The parents at Eastvalley, just off of Lower
Roswell Road and east of the 120 Loop, asked Banks to retract his proposal because they did not want their school to be included on a list of schools being considered for a rebuild.
“Does the school community have a say in whether or not we want to be considered for a rebuild? It sounds like not at all,” one parent said.
Banks stood among the rows of parents and community members, who fought for use of the microphone to ask questions as Banks explained the reasoning behind his idea, but he refused to back down from it.
“One of the major goals of SPLOST IV was to eliminate all portable classrooms,” in the district, he said.
Eastvalley Elementary has nine portable classrooms and Powers Ferry has six, according to the district.
He explained the district no longer builds schools that will hold fewer than 1,000 students, and with Eastvalley’s roughly 700 students and Powers Ferry’s 500, the combined students would meet the minimum requirements to fill a new building.
“We can’t afford to build neighborhood schools anymore,” Banks said.
Parents said they did not want their students lost among throngs of other children in their elementary school, that they liked their small classroom sizes and close-knit school community.
“As a parent, the main concern is your child. My child recognizes everybody here. Her principal knows everybody’s names. My kindergartener cannot deal with going to school with 1,000 people,” one parent stood and said.
When she sat down, the cafeteria erupted in applause.
Banks brushed off these comments, only repeating that “I wish I could tell you more, but as of now, it is all speculation.”
As Banks spoke, frustrated parents yelled from the crowd for him to speak into his microphone, as he was barely audible in the back of the packed room.
“You are asking us to get behind your plan, but you are not giving us any details,” one parent said.
Westby Slade, a parent at Eastvalley, whispered to his wife, Patti Slade, “So basically this is a useless meeting.”
Banks was adamant he could not give any details about his plans, but that he proposed a consolidation, not a merger, although the difference in the definition was never clearly explained.
“There’s a lot I wish I could tell you that it is going on behind the scenes, but I can’t. But let me assure you I will always be looking out for the best interests of my schools,” he said.
When pressed to give details on where the land the new building would be built on, Banks was unable to give any, although he assured parents, “If things work out like I hope they will turn out, there will be land.”

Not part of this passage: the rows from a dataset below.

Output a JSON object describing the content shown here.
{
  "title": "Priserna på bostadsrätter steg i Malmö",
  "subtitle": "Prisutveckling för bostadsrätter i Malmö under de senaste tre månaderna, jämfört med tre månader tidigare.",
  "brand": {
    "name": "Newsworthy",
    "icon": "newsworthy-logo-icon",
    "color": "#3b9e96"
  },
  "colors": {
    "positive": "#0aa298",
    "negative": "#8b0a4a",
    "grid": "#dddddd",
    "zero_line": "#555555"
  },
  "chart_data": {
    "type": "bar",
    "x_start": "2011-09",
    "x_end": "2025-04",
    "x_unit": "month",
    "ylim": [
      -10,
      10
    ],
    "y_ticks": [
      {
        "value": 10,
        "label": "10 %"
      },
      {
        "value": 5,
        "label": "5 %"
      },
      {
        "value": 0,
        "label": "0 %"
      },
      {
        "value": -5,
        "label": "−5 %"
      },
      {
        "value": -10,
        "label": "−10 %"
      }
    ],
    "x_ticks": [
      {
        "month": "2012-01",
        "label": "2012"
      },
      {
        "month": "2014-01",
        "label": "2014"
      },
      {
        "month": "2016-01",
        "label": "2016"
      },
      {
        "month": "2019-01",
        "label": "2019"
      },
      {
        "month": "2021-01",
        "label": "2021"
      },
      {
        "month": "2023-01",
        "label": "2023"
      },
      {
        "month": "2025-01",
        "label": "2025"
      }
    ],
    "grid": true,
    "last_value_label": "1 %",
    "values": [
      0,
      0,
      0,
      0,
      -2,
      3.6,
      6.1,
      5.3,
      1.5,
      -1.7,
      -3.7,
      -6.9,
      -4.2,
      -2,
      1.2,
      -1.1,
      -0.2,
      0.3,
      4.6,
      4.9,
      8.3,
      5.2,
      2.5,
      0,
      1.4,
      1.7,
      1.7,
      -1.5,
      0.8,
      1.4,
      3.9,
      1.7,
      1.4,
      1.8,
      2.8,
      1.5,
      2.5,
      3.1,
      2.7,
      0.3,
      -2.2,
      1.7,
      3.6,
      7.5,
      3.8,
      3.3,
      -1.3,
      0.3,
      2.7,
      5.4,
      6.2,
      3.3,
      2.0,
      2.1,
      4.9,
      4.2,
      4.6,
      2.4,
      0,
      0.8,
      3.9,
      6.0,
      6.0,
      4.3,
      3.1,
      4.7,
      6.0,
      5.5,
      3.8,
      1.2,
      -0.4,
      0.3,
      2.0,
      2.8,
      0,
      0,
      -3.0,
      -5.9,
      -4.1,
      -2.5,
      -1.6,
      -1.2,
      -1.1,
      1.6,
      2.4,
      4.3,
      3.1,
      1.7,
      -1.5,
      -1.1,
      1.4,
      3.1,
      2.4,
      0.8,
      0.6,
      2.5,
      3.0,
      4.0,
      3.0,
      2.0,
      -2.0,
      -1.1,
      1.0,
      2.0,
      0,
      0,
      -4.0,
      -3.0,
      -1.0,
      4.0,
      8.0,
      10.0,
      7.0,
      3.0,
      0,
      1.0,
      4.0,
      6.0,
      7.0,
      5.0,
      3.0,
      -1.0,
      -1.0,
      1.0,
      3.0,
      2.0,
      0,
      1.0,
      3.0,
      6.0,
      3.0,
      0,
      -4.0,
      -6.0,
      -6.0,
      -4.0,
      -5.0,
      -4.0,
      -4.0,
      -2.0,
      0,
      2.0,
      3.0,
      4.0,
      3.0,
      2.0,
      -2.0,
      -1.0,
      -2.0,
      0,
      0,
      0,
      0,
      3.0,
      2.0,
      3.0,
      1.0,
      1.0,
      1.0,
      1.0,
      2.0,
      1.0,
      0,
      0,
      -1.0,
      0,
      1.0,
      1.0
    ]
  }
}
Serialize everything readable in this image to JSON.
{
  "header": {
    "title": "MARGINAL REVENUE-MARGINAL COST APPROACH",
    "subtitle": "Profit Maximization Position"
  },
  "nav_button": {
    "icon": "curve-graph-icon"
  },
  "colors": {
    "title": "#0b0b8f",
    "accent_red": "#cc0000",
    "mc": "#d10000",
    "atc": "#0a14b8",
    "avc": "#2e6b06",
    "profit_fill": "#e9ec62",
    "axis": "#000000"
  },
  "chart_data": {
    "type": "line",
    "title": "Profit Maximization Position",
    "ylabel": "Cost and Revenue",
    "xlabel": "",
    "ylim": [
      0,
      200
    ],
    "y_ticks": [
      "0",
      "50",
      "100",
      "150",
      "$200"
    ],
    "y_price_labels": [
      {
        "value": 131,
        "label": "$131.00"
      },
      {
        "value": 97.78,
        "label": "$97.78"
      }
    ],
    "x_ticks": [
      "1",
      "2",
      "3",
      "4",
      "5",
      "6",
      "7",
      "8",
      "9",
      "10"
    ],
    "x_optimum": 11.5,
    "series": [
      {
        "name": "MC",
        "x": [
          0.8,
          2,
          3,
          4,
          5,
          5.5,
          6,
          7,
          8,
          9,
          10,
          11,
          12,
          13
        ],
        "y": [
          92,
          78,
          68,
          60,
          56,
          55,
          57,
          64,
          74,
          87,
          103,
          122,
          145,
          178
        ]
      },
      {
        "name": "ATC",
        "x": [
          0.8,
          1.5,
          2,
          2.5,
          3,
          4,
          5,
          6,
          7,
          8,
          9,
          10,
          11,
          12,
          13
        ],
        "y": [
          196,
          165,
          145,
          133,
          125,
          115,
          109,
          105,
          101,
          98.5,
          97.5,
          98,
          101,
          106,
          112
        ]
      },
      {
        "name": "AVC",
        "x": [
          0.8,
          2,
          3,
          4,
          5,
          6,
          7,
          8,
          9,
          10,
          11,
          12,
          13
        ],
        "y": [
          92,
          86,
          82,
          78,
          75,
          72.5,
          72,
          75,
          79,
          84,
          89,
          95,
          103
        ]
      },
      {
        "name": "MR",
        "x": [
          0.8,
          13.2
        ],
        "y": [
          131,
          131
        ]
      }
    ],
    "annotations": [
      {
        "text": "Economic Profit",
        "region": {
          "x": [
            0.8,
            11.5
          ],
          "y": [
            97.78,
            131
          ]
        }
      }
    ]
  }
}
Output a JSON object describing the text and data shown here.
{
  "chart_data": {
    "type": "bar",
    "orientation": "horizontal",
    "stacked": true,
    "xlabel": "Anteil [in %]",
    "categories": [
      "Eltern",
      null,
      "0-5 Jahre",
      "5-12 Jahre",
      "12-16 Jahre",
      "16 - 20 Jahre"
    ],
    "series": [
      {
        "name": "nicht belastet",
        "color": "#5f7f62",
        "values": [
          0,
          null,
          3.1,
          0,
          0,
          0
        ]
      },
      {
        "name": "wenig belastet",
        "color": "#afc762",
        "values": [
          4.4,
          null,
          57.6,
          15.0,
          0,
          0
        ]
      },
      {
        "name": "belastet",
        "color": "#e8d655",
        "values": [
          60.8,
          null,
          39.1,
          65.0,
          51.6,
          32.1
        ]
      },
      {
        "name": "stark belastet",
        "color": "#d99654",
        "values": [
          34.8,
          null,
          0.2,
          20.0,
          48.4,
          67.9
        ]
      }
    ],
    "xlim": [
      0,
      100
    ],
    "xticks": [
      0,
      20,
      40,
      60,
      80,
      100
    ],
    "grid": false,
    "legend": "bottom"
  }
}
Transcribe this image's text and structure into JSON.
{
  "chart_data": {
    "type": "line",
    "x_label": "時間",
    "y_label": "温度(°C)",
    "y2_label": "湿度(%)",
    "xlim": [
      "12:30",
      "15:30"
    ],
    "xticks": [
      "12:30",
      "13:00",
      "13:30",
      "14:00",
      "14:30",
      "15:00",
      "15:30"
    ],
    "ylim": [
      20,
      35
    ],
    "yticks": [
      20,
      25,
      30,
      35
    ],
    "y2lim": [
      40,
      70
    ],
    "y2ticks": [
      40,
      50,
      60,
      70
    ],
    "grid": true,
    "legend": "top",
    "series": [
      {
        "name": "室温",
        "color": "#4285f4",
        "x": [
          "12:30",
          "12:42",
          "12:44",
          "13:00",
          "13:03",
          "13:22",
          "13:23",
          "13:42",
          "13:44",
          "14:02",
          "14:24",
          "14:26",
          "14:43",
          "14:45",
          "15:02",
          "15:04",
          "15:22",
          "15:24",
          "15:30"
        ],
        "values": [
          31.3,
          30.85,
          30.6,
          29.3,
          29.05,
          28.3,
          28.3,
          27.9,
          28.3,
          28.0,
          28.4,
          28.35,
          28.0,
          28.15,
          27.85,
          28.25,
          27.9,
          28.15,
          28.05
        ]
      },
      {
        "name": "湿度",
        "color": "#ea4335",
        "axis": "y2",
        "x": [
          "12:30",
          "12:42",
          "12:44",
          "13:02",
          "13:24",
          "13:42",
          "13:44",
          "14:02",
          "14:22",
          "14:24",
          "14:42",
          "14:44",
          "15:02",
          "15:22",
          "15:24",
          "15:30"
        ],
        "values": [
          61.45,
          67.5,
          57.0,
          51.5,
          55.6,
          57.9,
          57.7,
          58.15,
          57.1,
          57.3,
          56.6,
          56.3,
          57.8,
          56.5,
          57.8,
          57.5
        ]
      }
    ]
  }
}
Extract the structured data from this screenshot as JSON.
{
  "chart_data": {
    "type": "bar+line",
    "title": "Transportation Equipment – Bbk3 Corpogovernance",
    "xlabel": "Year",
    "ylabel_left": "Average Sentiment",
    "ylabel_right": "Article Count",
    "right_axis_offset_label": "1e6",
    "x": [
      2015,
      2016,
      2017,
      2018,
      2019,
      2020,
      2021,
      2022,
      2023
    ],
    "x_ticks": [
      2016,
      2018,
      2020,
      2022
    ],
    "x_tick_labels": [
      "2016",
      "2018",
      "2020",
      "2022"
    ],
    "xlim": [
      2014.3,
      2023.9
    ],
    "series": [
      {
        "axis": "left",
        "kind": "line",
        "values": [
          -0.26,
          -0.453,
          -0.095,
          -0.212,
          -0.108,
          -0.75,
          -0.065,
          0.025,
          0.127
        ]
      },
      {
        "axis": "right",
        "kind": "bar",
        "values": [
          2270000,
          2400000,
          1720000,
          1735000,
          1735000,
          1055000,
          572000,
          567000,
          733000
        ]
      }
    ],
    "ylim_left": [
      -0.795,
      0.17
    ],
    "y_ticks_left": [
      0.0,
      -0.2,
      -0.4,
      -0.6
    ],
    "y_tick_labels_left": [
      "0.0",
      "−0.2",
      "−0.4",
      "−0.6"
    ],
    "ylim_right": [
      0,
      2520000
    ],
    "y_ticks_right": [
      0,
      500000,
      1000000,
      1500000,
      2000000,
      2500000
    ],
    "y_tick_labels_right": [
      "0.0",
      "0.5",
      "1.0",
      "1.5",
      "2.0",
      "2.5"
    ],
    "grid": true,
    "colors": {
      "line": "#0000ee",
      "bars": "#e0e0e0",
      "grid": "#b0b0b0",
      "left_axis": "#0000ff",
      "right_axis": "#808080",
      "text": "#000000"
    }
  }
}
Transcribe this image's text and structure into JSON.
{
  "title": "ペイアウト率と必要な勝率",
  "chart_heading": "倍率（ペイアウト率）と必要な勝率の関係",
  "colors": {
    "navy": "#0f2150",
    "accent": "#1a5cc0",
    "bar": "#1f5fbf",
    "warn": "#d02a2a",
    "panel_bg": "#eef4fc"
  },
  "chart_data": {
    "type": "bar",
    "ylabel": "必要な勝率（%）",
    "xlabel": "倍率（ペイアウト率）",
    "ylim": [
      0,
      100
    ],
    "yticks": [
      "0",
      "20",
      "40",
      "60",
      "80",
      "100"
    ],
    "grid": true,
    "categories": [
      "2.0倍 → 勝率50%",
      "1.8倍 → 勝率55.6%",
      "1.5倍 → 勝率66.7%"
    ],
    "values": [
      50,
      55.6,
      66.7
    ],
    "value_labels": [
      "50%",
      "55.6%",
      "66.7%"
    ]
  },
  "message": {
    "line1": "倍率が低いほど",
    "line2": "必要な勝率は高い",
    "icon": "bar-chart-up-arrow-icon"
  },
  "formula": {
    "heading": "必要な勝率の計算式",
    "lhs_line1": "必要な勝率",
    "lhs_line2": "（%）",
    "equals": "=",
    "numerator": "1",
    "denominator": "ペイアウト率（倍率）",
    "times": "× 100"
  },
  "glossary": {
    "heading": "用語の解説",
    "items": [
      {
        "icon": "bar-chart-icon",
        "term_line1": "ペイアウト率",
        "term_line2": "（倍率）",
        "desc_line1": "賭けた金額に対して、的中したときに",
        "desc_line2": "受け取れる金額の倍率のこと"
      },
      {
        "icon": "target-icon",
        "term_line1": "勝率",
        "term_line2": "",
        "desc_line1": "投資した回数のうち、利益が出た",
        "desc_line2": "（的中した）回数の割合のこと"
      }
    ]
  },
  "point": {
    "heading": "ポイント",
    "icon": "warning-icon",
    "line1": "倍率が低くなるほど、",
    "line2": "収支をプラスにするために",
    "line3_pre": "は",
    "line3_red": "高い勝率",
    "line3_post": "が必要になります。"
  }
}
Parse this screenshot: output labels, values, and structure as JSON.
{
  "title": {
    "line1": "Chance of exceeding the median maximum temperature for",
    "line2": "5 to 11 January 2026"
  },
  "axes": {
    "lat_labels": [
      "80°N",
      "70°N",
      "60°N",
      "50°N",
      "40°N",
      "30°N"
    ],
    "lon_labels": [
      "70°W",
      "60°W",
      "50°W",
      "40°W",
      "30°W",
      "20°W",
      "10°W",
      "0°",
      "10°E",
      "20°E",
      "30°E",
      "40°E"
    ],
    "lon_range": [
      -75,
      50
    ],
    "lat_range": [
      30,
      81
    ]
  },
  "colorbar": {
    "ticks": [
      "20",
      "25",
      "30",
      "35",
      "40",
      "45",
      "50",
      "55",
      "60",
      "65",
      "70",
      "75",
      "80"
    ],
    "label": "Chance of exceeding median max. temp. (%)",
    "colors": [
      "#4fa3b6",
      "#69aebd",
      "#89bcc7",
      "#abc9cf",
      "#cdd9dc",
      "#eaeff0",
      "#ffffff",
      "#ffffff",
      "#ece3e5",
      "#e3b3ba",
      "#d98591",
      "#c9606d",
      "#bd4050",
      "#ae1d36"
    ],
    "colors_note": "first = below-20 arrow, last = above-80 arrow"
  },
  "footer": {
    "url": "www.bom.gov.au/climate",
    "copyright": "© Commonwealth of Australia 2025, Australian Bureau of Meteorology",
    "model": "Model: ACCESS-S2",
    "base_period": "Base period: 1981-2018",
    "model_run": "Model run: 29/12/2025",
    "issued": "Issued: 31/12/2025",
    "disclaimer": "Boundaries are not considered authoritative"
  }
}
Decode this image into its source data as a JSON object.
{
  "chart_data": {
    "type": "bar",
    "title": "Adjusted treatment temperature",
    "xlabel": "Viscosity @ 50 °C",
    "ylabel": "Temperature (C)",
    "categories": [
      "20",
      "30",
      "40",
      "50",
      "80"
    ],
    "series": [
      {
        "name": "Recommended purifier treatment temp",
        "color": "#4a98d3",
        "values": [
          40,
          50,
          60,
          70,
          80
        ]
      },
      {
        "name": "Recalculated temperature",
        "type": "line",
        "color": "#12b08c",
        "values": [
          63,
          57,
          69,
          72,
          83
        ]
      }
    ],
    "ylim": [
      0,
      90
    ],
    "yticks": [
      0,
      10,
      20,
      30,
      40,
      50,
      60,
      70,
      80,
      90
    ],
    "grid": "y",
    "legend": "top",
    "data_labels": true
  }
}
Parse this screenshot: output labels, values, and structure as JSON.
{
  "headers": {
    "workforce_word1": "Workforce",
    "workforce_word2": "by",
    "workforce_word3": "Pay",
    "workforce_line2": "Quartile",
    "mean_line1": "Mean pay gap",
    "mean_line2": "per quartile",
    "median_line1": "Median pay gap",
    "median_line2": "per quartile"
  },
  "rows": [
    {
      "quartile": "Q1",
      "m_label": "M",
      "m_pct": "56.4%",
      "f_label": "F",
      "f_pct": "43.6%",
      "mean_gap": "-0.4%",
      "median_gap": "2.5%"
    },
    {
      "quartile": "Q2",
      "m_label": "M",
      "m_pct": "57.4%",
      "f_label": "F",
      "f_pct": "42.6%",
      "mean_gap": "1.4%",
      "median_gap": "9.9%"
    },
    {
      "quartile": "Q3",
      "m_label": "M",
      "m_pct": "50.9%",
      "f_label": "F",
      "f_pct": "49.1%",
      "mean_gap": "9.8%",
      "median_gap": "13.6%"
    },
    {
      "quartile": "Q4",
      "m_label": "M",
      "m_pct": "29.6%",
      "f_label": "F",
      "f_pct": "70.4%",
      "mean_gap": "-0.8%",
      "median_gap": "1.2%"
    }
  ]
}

Parents passed quizzical looks around their lunch tables after Banks’ answers to their questions, many burying their heads in their hands.
“We’re confused, we’re not understanding you right now,” they said.
Banks replied, “I can’t communicate at this point.”
One parent asked the parents for a show of hands of who supported Banks’ proposal.
Not one hand was raised.
Parents were frustrated Banks was not receptive to their concerns, they said.
They planned to meet at the board meeting Thursday night to let the other board members know of their disapproval of Banks’ idea.
“We love this school and community. When I went into the room tonight, I knew most of the parents who were in there, I don’t feel we would get that in a new school,” said Eastvalley PTA Co-President Sarah Kirwan, who has two children at the school.
Banks left the meeting, promising, “There’s a lot of momentum, a lot of shifting, but nothing is secure yet.”
Parents huddled afterwards in the parking lot after the meeting, trying to make sense of what Banks had said.
“Honestly, he’s giving us absolutely no details. We don’t know what we are for or against here, we are all just confused,” said Carol Murray, parent of a kindergartener at Eastvalley.